|Title||X-ray observations of the first known eclipsing ultra-compact binary system|
|Author||Dr Gavin Ramsay|
|Description||Ultra-compact systems are a group of stars in which a white dwarf accretes from a hydrogen deficient companion in a very short period binary (5-65 mins). They allow us to observe accretion flows of almost pure helium. The evolution of these systems is thought to be driven by gravitational radiation. Detailed predictions depend crucially upon parameters such as the component masses and mass transfer rate. With the recent discovery of the first eclipsing AM CVn we now have the opportunity to determine all the key parameters of one system.
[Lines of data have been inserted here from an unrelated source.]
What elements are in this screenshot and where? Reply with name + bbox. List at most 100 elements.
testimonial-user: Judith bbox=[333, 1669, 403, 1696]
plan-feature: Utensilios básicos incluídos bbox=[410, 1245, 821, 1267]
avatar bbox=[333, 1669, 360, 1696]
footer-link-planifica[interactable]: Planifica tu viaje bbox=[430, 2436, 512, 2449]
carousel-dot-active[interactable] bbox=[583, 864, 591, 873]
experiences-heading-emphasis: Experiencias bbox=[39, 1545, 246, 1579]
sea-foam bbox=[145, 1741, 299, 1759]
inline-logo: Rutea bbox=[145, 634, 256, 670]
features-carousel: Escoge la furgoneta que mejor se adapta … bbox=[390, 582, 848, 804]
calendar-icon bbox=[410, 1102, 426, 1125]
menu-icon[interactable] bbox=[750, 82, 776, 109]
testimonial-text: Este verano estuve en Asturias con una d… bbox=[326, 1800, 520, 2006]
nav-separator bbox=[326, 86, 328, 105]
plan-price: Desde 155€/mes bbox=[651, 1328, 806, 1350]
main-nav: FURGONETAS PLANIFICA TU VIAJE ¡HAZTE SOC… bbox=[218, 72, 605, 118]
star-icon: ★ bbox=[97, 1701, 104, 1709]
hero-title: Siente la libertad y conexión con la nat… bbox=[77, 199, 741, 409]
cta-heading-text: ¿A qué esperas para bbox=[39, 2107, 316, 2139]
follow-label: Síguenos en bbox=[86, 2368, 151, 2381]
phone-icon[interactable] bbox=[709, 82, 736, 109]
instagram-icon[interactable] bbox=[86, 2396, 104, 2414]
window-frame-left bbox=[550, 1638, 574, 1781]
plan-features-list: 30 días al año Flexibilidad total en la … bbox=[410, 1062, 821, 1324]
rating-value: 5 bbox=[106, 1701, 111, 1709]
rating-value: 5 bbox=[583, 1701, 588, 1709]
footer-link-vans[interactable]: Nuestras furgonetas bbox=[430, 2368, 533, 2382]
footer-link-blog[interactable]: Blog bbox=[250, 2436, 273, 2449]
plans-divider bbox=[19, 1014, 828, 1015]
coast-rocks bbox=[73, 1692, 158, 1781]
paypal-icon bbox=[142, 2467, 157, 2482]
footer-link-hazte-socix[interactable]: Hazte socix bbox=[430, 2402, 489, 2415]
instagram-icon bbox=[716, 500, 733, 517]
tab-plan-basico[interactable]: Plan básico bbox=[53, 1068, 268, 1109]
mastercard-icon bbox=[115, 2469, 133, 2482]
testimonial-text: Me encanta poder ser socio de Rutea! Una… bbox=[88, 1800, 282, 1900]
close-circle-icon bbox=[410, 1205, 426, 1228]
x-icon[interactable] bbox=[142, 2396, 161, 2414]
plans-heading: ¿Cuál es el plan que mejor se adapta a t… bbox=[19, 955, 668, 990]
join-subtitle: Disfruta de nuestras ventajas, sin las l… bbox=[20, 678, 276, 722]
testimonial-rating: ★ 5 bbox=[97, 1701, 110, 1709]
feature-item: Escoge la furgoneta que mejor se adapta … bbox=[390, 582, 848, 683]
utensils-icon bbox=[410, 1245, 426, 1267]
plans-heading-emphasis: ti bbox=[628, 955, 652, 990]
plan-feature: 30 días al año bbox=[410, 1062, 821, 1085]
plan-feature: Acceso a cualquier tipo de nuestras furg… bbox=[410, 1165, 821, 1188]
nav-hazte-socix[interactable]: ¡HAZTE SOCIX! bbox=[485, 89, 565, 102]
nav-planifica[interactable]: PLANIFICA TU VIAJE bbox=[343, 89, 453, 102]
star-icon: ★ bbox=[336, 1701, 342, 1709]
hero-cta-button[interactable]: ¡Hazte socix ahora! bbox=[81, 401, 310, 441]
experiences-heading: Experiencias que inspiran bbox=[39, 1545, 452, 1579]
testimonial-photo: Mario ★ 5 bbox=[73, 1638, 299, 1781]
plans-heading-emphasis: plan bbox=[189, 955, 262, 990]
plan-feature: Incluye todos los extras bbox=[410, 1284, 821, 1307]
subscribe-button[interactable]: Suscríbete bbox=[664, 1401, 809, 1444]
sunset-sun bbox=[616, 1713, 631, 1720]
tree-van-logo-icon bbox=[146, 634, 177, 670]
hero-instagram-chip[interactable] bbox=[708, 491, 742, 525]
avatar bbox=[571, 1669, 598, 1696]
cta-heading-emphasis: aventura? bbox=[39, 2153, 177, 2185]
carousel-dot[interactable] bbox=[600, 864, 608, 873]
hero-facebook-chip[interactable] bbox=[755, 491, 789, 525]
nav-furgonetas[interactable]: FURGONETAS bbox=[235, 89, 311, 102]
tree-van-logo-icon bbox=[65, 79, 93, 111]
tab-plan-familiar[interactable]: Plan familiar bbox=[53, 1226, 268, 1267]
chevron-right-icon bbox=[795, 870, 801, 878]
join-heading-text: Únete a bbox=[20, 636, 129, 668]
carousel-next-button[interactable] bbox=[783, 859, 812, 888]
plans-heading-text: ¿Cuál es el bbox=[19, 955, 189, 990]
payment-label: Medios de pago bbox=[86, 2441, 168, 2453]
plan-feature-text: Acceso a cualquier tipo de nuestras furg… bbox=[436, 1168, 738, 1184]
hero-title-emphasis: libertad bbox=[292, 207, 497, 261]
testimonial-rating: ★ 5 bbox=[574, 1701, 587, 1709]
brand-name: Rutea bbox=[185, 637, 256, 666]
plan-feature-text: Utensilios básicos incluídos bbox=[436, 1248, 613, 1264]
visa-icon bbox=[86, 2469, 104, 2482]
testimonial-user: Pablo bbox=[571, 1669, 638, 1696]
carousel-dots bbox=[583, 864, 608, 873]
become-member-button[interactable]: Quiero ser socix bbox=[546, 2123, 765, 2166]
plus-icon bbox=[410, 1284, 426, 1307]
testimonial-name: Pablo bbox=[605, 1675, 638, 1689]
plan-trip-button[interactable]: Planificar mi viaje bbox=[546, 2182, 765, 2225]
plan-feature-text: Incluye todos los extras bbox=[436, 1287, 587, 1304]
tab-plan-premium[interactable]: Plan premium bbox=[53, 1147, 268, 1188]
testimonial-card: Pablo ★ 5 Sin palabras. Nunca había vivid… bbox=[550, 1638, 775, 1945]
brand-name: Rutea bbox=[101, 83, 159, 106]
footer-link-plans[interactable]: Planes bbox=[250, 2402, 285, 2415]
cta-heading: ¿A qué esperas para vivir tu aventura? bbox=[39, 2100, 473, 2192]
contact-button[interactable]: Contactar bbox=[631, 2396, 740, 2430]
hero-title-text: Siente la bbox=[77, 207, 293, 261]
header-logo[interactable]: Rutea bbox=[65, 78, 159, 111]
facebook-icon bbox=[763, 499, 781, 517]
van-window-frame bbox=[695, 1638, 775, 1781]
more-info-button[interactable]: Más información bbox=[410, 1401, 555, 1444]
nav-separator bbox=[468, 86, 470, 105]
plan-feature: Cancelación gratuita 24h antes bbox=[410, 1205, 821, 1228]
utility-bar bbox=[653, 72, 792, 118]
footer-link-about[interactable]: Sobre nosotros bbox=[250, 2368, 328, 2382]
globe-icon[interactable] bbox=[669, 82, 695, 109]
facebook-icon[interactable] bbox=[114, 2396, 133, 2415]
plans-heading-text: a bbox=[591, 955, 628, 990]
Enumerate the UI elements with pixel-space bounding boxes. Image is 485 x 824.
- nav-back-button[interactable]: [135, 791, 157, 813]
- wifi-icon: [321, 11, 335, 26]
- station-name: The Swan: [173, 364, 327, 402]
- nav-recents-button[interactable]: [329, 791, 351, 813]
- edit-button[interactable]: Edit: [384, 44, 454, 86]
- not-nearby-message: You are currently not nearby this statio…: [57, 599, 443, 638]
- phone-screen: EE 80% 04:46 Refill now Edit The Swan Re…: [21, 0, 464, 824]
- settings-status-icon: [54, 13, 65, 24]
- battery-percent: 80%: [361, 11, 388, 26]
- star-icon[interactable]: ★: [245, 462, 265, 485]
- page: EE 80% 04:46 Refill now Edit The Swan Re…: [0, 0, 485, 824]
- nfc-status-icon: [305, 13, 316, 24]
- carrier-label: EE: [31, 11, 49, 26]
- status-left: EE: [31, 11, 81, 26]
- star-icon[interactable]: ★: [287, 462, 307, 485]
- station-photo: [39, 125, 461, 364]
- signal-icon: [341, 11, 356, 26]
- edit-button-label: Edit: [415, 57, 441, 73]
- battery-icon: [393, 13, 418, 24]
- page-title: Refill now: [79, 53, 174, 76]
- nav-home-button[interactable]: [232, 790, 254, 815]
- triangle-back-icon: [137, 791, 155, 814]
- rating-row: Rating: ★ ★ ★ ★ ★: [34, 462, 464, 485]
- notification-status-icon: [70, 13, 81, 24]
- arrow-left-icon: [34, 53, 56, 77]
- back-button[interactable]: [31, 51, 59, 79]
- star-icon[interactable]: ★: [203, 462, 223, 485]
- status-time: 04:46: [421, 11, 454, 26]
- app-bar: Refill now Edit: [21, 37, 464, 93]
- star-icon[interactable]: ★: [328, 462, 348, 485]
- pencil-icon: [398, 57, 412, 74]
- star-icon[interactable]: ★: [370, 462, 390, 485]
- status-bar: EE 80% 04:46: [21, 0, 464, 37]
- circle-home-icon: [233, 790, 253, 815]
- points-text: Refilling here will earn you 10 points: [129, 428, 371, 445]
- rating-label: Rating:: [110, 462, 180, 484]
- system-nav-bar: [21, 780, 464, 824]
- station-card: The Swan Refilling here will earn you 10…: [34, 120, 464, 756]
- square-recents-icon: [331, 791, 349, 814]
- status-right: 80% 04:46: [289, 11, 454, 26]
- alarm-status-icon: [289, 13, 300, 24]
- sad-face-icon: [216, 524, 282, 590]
This proposal aims to measure its overall spectral energy distribution, which is important for determining its overall luminosity and mass transfer rate; to locate the sites of the X-ray and UV emission and map the extent of the accretion disc using eclipse mapping.|
|Publication||No observations found associated with the current proposal|
|Instrument||EMOS1, EMOS2, EPN, OM, RGS1, RGS2|
|Mission Description||The European Space Agency's (ESA) X-ray Multi-Mirror Mission (XMM-Newton) was launched by an Ariane 504 on December 10th 1999. XMM-Newton is ESA's second cornerstone of the Horizon 2000 Science Programme. It carries 3 high throughput X-ray telescopes with an unprecedented effective area, and an optical monitor, the first flown on a X-ray observatory. The large collecting area and ability to make long uninterrupted exposures provide highly sensitive observations.
Since Earth's atmosphere blocks out all X-rays, only a telescope in space can detect and study celestial X-ray sources. The XMM-Newton mission is helping scientists to solve a number of cosmic mysteries, ranging from the enigmatic black holes to the origins of the Universe itself. Observing time on XMM-Newton is being made available to the scientific community, applying for observational periods on a competitive basis.